The Lunatick


Today's entry was the first of two very special monsters in the original Dragon Quest title. It was only the ninth in its bestiary, quite the jump in weirdness after such common critters as the giant scorpion and the skeleton, while appearing fairly early into many subsequent games; one of the most common monsters in the second major area of my first Dragon Quest game, The Dark Prince, and also found in the second unlockable world of the 3DS Dragon Quest Monsters II, where it immediately became a staple of my own in-game teams. A sort of curious, otherworldly Cephalopoid, it has a smooth, rubbery blue shell over its lozenge-shaped, saclike head, except for two gently curving snail-like antennae. A single small eyeball bulges from the front, and its underside is a cluster of wormlike, segmented yellow arms with a single pair of longer, smoother, red-tinted tentacles.

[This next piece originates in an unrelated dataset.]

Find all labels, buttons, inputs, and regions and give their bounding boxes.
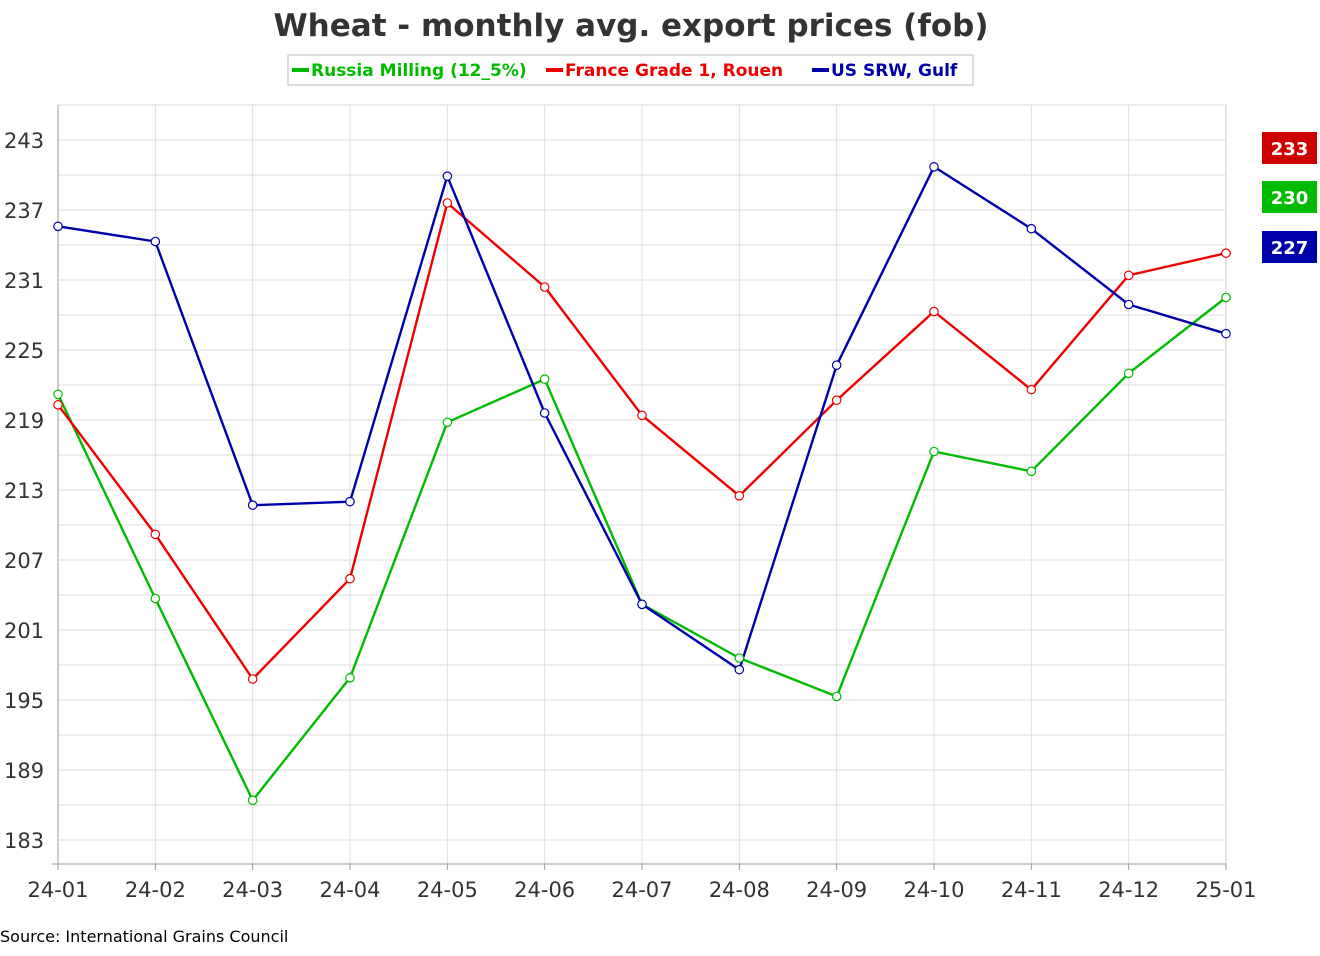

Beautifully peculiar! Its overall body plan is like an octopus, but its details aren't so Earthly, it floats through the air in subterranean environments and it often wields some sort of paralyzing eyebeam or offensive magic spells. Its name was translated to "Druin" in the first English translation, but would later change to "Eyeder" for a few years straight until the localization team at last settled on "Lunatick," an interesting name that implies some sort of extraterrestrial parasite. Some games also categorize the creature as a "bug," while others opt to place it with Devils.

...So what IS this creature, exactly? Well, the Japanese name is simply "Eye," and just as "slimes" were cemented as standard dungeon dwellers by tabletop role-playing, so too were floating eyeball creatures, tracing back to Gygax's "Beholders." It's likely Toriyama was prompted to design some sort of "evil eye" enemy, but you may have also noticed that this monster is not, itself, something you would describe as "an eye." It has an eye, yes, but one that constitutes only a minute fraction of its overall biomass. By these standards, aren't you more of an "eye creature" than what we're seeing here?

Perhaps that's why the final English name doesn't even reference anything ocular, but there is in fact a precedent for another "eyeball monster" with quite similar anatomical proportions:

The titular aliens from 1958's "The Crawling Eye" have several things in common with "Druin:" an octopus-like bag body, multiple lower tentacles, and a single relatively small eyeball. Could this film have left an impression on Toriyama? Is this where his mind went when Dragon Quest called for a monster just called "eye?"



In-universe, I suppose a floating creature with one staring, beam-throwing peeper has every right to just be called "an eye;" it'd certainly be the most noticeable and memorable part of it as it skulks in the darkness of a dungeon, especially when it's the eye in particular that unleashes energy attacks.



Despite enduring as a series staple, precious little has been said of "Eye" biology, ecology or culture, save that they prefer to ambush their prey and that their tentacles have various functions. There also exist "queens" and "princes," the latter of which have even been portrayed with little, golden crowns, though we're not told exactly what this means in terms of their social structure.

Especially peculiar is a variant appearing only in Dragon Quest Monsters: Joker 3, known as basically eye board; this one's purple carapace is elongated into a tapering, backswept shell, giving it a sort of stingray or horseshoe-crab appearance, with relatively stubby antennae and arms but much longer, whiplike red tentacles. Very cool looking, and actually one of the rideable monsters in the game! Yes, like a surfboard!